A Letter from Nantwich update

Latest: December 2009                                                                                                 

Is this the end?

THINGS look black for potential tourist attraction, the Nantwich Walled Garden. At their meeting on Thursday, March 5, 2009, Crewe and Nantwich Borough Council Development Control Committee voted in favour of an application by the Dowhill Group to build inside the garden walls.

   So, barring any further action by the Nantwich Walled Garden Society (NWGS) - see below - that would appear to be end of the battle to save the garden from development.

   The walls have to be restored by the developers and there are said to be plans to construct flower beds around the inside of the walls recreated the essence of an Elizabethan garden.

   Time will tell if that comes to fruition. But with two apartment blocks, car parking - and, therefore, roads - I can't see much of the available space being allocated for replica flower beds.

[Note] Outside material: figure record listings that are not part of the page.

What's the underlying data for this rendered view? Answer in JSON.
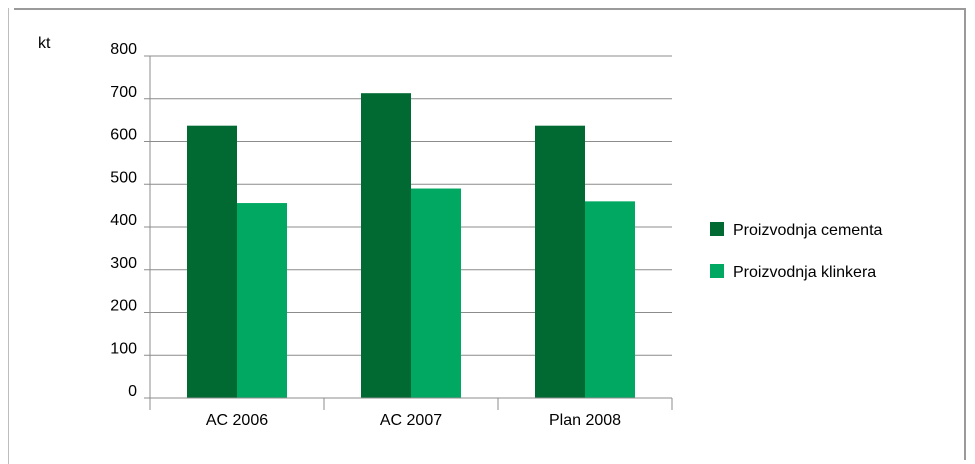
{
  "chart_data": {
    "type": "bar",
    "unit_label": "kt",
    "categories": [
      "AC 2006",
      "AC 2007",
      "Plan 2008"
    ],
    "series": [
      {
        "name": "Proizvodnja cementa",
        "values": [
          637,
          713,
          637
        ],
        "color": "#006a32"
      },
      {
        "name": "Proizvodnja klinkera",
        "values": [
          456,
          490,
          460
        ],
        "color": "#00a862"
      }
    ],
    "yticks": [
      "0",
      "100",
      "200",
      "300",
      "400",
      "500",
      "600",
      "700",
      "800"
    ],
    "ylim": [
      0,
      800
    ],
    "grid": true,
    "legend_position": "right"
  }
}
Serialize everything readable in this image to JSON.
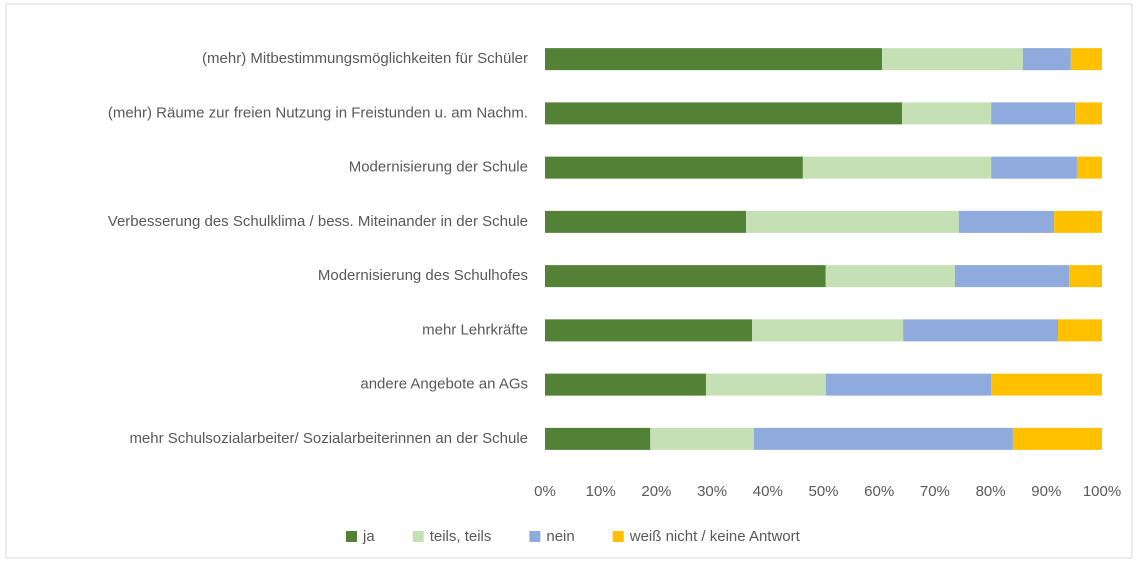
{
  "chart_data": {
    "type": "stacked-barh",
    "categories": [
      "(mehr) Mitbestimmungsmöglichkeiten für Schüler",
      "(mehr) Räume zur freien Nutzung in Freistunden u. am Nachm.",
      "Modernisierung der Schule",
      "Verbesserung des Schulklima / bess. Miteinander in der Schule",
      "Modernisierung des Schulhofes",
      "mehr Lehrkräfte",
      "andere Angebote an AGs",
      "mehr Schulsozialarbeiter/ Sozialarbeiterinnen an der Schule"
    ],
    "series": [
      {
        "name": "ja",
        "color": "#538135",
        "values": [
          60.5,
          64.1,
          46.3,
          36.1,
          50.4,
          37.2,
          28.9,
          18.9
        ]
      },
      {
        "name": "teils, teils",
        "color": "#c5e0b4",
        "values": [
          25.3,
          16.0,
          33.8,
          38.2,
          23.2,
          27.1,
          21.5,
          18.6
        ]
      },
      {
        "name": "nein",
        "color": "#8faadc",
        "values": [
          8.6,
          15.1,
          15.4,
          17.1,
          20.5,
          27.8,
          29.7,
          46.5
        ]
      },
      {
        "name": "weiß nicht / keine Antwort",
        "color": "#ffc000",
        "values": [
          5.6,
          4.8,
          4.5,
          8.6,
          5.9,
          7.9,
          19.9,
          16.0
        ]
      }
    ],
    "xlim": [
      0,
      100
    ],
    "xticks": [
      {
        "value": 0,
        "label": "0%"
      },
      {
        "value": 10,
        "label": "10%"
      },
      {
        "value": 20,
        "label": "20%"
      },
      {
        "value": 30,
        "label": "30%"
      },
      {
        "value": 40,
        "label": "40%"
      },
      {
        "value": 50,
        "label": "50%"
      },
      {
        "value": 60,
        "label": "60%"
      },
      {
        "value": 70,
        "label": "70%"
      },
      {
        "value": 80,
        "label": "80%"
      },
      {
        "value": 90,
        "label": "90%"
      },
      {
        "value": 100,
        "label": "100%"
      }
    ],
    "grid": false,
    "legend": "bottom"
  }
}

   And even if it were, only the residents of the new homes would see them, surely. The last thing anyone spending good money for an apartment would want would be for the general public being allowed access to the site.

   One of the criticisms of the NWGS Garden Plan was "Who will tend the garden?" (See the Garden Plan on the NWGS website for the answer). The same question could be asked of the Dowhill Group. Will there be a garden maintenance charge levied on the residents?       

   Picture: an artist's impression of how the garden could have looked (from the NWGS website). Does anyone really prefer yet more housing to that?  

Society unable to fight the decision

MARCH 2009

AFTER the Development Control Committee's meeting, the Chairman of the Nantwich Walled Garden Society, Mr Peter Harrington, issued a statement, part of which was:

"Following this lamentable decision by the Development Control Committee, the Nantwich Walled Garden Society will be holding an Extraordinary General Meeting on April 6 to consider the next steps in the campaign to enable this part of our heritage to be protected and restored for the benefit of the whole community."    

   Legal advice told the society they had a good enough case to issue a legal challenge against the decision. But while members voted to go ahead they were unable to raise the necessary funds to do so.

The fight goes on

DECEMBER 2009

AT its AGM in December, the NWGS voted to go on with the fight to save the garden, rejecting two other ways forward - to dissolve the society and to continue to fight solely for the restoration of the walls.

   Although planning permission has been given for six houses and two flats, work has yet to begin on the site.

  The Society is looking for a new Secretary after the previous one had to stand down due to family commitments. She is, however, staying as a member of the Committee.

   The committee is also depleted and the society is looking for replacements. An insider said the others had "died, resigned or disappeared".

   Sadly, the society lost two founder members during 2009. The Treasurer, Peter Greene, died shortly after the EGM in April, and Pat Fulford, who was a driving force behind the society, and its first secretary, died in November after a long illness.